Now, for everything I’ve been saying, you would think this was bad. However, that’s the thing. Frustrating at times – yes. Unplayable – no. There is nothing game-breaking here. It’s just a case of getting used to the quirks it presents. Yes, some of them are larger ones – such as the control of characters – but with the lives system gone, it’s just a case of try, try again. There is fun to be had here, and if you care to do so, there’s enough extras to keep anyone happy. Collecting red rings within stages unlock extra levels. There’s five in each, and sometimes can be within easy reach, other times presenting a bit more of a challenge. Arbitrary replayability is forced in the avatar stages, where swapping Wispon to reach some of the red rings is required. Completing daily missions give perks, which make earning those S-Ranks easier [and you’ll be needing it on some stages]. The regular missions unlock more equipment for avatar, and these come in all varieties. Completing stages, earning an S-Rank in stages, using moves of characters, completing stages under a certain time… There’s a lot of them. Some missions will also give Wispons with added perks, such as score bonuses with each 100 rings collected, or increasing speed when grinding. There are also SOS Missions that present themselves in regular stages, which challenge you to one of three objectives. Two of them are based on avatar – using a random avatar, or a rental avatar. The other is with Sonic or Classic, and requires finding a pod within the level to free animals before completing the level. The avatar ones are easy enough, just requiring learning a different set-up. Finding the animal pod is harder in some cases, as multiple paths mean it can be missed if you don’t explore enough.
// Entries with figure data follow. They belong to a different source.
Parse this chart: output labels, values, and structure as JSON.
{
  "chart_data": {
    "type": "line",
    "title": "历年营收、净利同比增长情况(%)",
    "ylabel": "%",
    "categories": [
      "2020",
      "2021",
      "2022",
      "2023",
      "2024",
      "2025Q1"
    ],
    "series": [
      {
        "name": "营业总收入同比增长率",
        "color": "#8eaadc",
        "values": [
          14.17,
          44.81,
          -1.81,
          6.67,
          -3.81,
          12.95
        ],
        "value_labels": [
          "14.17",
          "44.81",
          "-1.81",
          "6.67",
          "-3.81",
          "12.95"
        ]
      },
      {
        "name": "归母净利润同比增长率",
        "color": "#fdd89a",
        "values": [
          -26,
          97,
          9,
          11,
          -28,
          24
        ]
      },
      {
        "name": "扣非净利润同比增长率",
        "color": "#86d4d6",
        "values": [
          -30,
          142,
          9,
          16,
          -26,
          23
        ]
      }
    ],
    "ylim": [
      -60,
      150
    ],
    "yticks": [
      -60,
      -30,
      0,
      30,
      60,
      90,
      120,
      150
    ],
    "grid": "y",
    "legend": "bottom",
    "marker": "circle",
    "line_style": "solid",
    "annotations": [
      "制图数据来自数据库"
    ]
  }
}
So… Recommendation time. It’s difficult to really say. If you are a Sonic die-hard or want some platforming speed, other boost games can provide much better. However, if you are on consoles, this is the only boost game available on the current systems – at least until Unleashed and Generations get put on the Xbox One’s Backward Compatibility program or HD remasters of the two are released. The avatar creation system is fun to play around with, and testing out all of that on the stages can provide some entertainment. There’s wish fulfilment in that, for those who want it. If you know, like me, that you will replay stages just because of the fun in doing so, then by all means buy away. However, as a general buying guide, wait until it becomes cheaper. There’s not much here that hasn’t been done before in the series. While shorter, Generations is still the go-to game for boost gameplay, or Unleashed for some true spectacle.